Yesterday's Pearl Assurance athletics international against Russia, the first of the season, brought Britain's world champions together at 60 metres - a distance over which they have trained with each other but never previously raced. After a prolonged pause while the judges studied a photograph, Christie was given the verdict over his friend by one-100th of a second - 6.56sec to 6.57.

It sends out confirmation, if any were needed, that Christie is going to be just as hard to beat this year as he seeks to add further Commonwealth and European titles to his Olympic and world 100m gold medals. More immediately it gives Jackson, the world 110m hurdles champion, the chance of a double at the European Indoor Championships, where he will contest the flat and the hurdles over 60m.
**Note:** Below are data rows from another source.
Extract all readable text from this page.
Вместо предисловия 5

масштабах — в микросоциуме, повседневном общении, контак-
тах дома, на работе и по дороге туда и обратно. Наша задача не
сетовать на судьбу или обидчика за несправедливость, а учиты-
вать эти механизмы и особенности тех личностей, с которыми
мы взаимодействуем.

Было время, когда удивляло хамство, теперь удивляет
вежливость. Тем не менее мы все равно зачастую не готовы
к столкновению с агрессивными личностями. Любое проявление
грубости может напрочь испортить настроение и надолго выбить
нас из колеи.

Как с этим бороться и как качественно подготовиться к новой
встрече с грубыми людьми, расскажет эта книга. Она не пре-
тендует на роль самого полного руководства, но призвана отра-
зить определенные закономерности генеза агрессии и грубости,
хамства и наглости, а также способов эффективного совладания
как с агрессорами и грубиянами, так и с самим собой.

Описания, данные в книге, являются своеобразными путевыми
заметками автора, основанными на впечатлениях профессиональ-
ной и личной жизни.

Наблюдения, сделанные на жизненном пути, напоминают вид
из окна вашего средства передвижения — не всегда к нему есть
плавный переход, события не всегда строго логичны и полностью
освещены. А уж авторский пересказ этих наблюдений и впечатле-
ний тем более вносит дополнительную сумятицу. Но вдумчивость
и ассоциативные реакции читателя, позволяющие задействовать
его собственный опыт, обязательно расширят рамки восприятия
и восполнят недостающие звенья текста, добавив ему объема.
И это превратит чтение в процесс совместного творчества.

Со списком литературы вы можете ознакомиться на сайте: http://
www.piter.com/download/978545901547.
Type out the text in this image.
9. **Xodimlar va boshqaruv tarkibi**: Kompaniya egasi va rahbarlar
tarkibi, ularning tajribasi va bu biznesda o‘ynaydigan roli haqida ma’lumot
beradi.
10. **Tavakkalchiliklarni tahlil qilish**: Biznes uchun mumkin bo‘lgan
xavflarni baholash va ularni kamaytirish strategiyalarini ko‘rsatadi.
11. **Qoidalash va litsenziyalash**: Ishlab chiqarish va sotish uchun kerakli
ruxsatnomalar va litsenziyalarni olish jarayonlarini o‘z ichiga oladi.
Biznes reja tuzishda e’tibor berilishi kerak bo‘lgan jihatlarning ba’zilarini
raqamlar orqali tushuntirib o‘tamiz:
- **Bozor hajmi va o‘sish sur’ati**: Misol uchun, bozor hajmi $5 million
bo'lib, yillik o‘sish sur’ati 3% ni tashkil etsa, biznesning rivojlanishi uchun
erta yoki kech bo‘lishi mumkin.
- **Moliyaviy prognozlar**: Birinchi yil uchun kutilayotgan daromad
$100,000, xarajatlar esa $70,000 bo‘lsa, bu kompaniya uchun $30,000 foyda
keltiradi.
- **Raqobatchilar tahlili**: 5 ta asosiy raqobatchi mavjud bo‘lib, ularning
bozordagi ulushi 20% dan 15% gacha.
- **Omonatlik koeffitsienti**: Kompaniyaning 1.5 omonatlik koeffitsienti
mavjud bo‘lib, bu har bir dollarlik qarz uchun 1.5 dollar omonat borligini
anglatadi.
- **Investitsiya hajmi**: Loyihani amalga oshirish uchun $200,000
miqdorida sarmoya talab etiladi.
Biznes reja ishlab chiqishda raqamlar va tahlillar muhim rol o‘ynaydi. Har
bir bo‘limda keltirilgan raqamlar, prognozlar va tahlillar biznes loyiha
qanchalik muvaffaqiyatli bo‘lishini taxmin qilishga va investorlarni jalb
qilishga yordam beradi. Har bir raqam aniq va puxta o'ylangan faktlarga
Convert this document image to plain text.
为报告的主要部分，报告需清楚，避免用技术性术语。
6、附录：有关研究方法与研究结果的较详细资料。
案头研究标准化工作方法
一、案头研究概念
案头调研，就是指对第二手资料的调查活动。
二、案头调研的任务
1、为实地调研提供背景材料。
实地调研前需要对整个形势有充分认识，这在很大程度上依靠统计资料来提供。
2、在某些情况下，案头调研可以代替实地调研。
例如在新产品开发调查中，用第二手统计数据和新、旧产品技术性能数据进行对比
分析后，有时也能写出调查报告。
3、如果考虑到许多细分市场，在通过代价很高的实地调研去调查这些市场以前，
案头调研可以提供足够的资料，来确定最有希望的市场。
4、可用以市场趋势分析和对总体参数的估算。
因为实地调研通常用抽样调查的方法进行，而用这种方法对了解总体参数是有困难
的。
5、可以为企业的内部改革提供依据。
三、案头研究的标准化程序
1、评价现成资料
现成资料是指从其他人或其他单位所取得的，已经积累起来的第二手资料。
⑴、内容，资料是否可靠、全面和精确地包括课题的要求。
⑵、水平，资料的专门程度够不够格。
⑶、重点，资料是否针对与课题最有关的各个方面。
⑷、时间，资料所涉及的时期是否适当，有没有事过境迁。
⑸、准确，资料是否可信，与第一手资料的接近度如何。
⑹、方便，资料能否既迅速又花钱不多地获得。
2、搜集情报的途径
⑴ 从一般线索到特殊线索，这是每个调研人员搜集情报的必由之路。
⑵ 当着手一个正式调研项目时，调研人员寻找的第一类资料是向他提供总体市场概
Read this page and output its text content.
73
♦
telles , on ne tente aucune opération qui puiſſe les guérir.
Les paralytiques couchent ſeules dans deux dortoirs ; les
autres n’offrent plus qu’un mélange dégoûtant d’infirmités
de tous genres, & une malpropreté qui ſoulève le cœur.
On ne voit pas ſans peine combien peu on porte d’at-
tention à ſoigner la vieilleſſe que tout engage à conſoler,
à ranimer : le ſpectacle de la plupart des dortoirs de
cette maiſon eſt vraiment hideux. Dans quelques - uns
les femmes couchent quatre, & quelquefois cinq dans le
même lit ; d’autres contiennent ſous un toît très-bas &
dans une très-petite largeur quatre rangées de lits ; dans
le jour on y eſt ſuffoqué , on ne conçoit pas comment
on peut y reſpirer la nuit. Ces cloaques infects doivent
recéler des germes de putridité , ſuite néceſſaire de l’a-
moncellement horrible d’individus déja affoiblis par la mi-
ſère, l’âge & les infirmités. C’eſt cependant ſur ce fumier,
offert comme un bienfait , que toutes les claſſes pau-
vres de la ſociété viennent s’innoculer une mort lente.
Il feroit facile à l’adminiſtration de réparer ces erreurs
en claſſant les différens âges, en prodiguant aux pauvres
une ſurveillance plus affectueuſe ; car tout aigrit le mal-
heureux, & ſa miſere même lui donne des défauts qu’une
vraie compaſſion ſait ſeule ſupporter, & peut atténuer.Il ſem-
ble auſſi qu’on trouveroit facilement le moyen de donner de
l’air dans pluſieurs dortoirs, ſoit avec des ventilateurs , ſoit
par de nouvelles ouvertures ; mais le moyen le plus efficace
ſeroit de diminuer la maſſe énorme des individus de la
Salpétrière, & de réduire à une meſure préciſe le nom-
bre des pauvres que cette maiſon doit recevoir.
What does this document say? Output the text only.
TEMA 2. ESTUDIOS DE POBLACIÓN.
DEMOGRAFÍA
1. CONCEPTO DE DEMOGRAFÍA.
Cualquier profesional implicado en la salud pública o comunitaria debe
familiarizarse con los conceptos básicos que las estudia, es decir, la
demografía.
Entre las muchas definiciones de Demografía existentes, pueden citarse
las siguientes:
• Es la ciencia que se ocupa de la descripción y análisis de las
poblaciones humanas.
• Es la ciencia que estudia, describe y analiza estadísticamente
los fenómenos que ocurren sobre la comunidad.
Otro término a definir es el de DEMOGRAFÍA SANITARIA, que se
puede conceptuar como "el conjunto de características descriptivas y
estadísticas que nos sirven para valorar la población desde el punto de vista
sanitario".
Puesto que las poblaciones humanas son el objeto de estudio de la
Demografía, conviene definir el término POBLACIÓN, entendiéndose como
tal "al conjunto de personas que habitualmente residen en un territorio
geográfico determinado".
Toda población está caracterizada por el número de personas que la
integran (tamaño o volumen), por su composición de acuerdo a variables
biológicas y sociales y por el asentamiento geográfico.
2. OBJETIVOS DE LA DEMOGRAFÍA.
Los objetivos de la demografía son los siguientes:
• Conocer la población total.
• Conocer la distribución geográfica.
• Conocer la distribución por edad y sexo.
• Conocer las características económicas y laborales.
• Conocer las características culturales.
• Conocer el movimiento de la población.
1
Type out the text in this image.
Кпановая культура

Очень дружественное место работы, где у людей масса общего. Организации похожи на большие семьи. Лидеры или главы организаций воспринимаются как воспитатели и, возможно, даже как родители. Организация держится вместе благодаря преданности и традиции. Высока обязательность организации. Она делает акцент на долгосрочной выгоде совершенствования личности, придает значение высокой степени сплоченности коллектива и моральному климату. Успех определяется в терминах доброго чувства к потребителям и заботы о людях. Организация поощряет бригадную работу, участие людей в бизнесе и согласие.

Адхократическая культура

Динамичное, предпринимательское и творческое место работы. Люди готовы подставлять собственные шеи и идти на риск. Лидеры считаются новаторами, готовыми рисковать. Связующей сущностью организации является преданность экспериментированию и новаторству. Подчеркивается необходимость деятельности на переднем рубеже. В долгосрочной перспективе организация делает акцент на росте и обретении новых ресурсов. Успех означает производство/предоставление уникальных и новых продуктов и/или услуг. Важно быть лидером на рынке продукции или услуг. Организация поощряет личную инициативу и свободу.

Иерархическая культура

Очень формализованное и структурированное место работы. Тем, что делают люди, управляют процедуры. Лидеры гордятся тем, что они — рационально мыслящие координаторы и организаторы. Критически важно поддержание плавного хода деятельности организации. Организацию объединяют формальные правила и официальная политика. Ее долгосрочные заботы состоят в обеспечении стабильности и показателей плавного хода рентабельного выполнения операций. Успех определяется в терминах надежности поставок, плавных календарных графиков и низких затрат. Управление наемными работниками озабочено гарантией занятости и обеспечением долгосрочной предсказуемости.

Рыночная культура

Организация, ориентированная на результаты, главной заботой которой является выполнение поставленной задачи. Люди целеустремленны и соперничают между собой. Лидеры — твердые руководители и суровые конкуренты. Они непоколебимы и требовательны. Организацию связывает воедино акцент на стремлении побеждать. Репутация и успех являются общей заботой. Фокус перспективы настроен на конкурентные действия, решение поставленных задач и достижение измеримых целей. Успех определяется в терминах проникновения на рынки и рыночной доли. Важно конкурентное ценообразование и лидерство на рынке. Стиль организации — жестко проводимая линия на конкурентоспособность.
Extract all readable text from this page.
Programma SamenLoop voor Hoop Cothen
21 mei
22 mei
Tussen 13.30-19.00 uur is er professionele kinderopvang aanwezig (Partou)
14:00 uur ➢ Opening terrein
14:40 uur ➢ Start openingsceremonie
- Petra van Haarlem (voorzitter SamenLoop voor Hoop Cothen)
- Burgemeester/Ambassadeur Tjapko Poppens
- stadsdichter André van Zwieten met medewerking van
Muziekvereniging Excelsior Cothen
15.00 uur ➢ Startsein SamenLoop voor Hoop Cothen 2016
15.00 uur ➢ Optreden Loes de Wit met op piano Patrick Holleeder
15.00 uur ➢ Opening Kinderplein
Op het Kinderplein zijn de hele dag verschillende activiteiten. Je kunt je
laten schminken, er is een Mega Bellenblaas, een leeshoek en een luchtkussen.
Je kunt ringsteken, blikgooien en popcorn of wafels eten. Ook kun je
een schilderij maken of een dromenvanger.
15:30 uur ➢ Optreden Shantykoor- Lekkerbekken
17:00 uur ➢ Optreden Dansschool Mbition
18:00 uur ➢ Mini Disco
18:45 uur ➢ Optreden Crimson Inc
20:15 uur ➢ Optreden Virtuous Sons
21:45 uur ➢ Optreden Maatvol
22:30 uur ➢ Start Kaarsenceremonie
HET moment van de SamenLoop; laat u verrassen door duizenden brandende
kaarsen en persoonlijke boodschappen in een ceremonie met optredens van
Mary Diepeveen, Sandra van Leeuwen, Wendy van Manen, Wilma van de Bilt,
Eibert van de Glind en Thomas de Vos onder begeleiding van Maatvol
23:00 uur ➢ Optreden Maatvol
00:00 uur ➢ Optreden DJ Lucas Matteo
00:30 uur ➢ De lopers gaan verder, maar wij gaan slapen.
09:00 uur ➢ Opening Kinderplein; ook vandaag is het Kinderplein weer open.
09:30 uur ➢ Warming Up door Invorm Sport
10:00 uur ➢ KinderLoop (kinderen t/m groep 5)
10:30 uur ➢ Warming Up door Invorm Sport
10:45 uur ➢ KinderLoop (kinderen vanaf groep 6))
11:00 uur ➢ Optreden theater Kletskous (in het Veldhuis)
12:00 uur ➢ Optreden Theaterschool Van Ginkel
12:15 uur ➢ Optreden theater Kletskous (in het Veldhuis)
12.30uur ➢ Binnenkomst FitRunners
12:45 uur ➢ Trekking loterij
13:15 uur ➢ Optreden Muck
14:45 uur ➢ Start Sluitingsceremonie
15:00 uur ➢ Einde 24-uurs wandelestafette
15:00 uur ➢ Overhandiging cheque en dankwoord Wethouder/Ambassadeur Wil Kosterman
'It was a very, very close call,' said Christie, whose joviality became more expansive once he knew he had won. 'I knew that Colin could beat me.' During winter training in Australia they raced each other several times over 60 and 30 metres. Christie did not win once.

In winning the 60m here at the previous weekend's Scottish championships, Christie complained that he did not feel the adrenalin flowing. There were no such complaints yesterday. 'I think you realise when there is danger about,' he said. 'And Colin is danger.'

The pattern of the race was as expected, with Jackson getting out and up first into his running to take a clear lead to the half-way point. Thereafter

Christie, with his superior power and pure sprinting technique, caught him and moved marginally ahead on the line, where he appeared to run through better than the dipping hurdler.

Jackson went on to win the 60m hurdles in 7.59sec, despite hitting the first hurdle hard.

Victories by Tom McKean, in the 800m, and Steve Smith, who beat his team-mate Dalton Grant on countback in the high jump with 2.30m, helped the British men beat their counterparts by 74 points to 63, but the Russians took overall victory as their women won 75-41.

Earlier, the crowd had stood in silence as a mark of respect for Cliff Temple, the writer and coach, who died this month in tragic circumstances. A place in the press box was kept empty in memory of Temple, who would have been 47 yesterday.

The track events began ideally for the Scottish hosts as Melanie Neef, a 23-year-old from Glasgow, set a Scottish 400m record of 52.91sec, winning on what was her first senior international appearance. Neef had sufficient energy left after taking a bold lead to hold off Yelena Golesheva and Elena Ruzina, both of whom have run nearly four seconds faster than her outdoors. That makes Neef the fifth fastest Briton of all time behind Sally Gunnell, Verona Elder, Linda Keogh and Angela Piggford.